Ha una specie di voracità nei confronti dei bambini. Perfino io in pubblico
passavo per una figlia molto amata. Finito il periodo di lutto per Marian, mia
madre aveva preso a fare sfoggio di me per le strade della città, sorridendomi,
canzonandomi amorevolmente e facendomi il solletico, quando si fermava a parlare
con la gente. Quando poi tornavamo a casa, andava a chiudersi in camera sua come
una condannata a morte e io rimanevo seduta fuori, con il viso premuto contro
la sua porta, ripassando mentalmente ogni momento della giornata e cercando di
capire che cosa avessi fatto per scontentarla”.
Ed è così che
inizia la sua personale indagine in quelle morti assurde, sfidando le rigide
norme sociali di una cittadina bigotta e pettegola, affrontando la madre, una
donna fredda e manipolatrice, ammirata dai vicini e temuta dentro casa, da cui
era fuggita ancora ragazza.
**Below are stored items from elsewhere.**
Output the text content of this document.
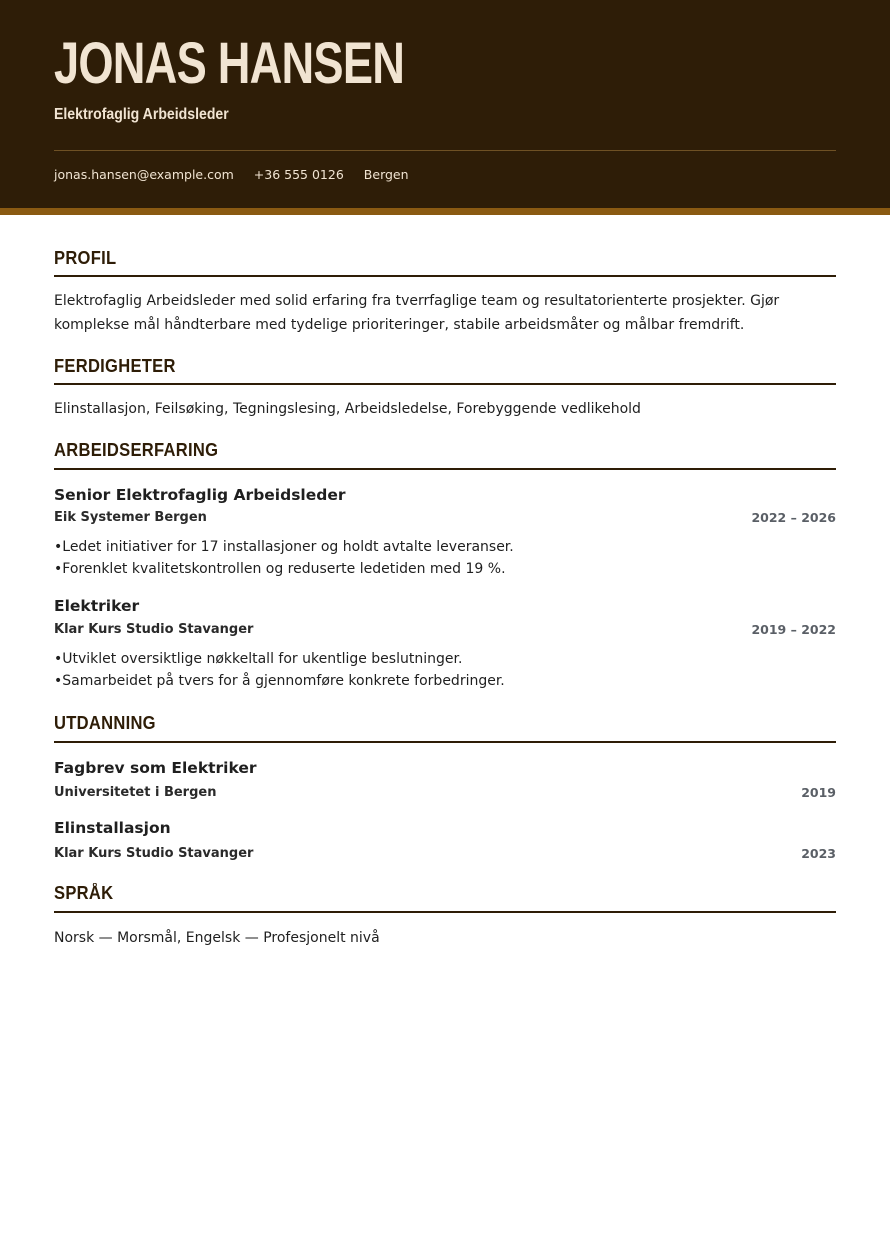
JONAS HANSEN
Elektrofaglig Arbeidsleder
jonas.hansen@example.com +36 555 0126 Bergen
PROFIL
Elektrofaglig Arbeidsleder med solid erfaring fra tverrfaglige team og resultatorienterte prosjekter. Gjør komplekse mål håndterbare med tydelige prioriteringer, stabile arbeidsmåter og målbar fremdrift.
FERDIGHETER
Elinstallasjon, Feilsøking, Tegningslesing, Arbeidsledelse, Forebyggende vedlikehold
ARBEIDSERFARING
Senior Elektrofaglig Arbeidsleder
Eik Systemer Bergen	2022 – 2026
• Ledet initiativer for 17 installasjoner og holdt avtalte leveranser.
• Forenklet kvalitetskontrollen og reduserte ledetiden med 19 %.
Elektriker
Klar Kurs Studio Stavanger	2019 – 2022
• Utviklet oversiktlige nøkkeltall for ukentlige beslutninger.
• Samarbeidet på tvers for å gjennomføre konkrete forbedringer.
UTDANNING
Fagbrev som Elektriker
Universitetet i Bergen	2019
Elinstallasjon
Klar Kurs Studio Stavanger	2023
SPRÅK
Norsk — Morsmål, Engelsk — Profesjonelt nivå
Man mano che vengono fuori indizi e dettagli, come
un fiume in piena riemergono i ricordi di Camille con tutto il carico di dolore
e malvagità.
Il ritmo è
incalzante, lo stile asciutto – con qualche incursione nell’hard-boiled -, la
trama complessa, degna di un buon thriller psicologico.
Sharp Objects –
già pubblicato in Italia da Piemme con il titolo Sulla pelle - è anche la nuova serie targata HBO, Sharp
Objects (nei cinema l’8 luglio negli Stati Uniti e a settembre in Italia
su Sky Atlantic),
Gillian Flynn,
sceneggiatrice e critico televisivo, vive a Chicago con il marito e il figlio.
Già autrice del thriller Nei luoghi
oscuri e L’amore bugiardo - Gone Girl,
è con quest’ultimo che ha raggiunto la celebrità internazionale. Ha lavorato
alla sceneggiatura di Gone Girl, il
film che David Fincher ha tratto dal suo romanzo.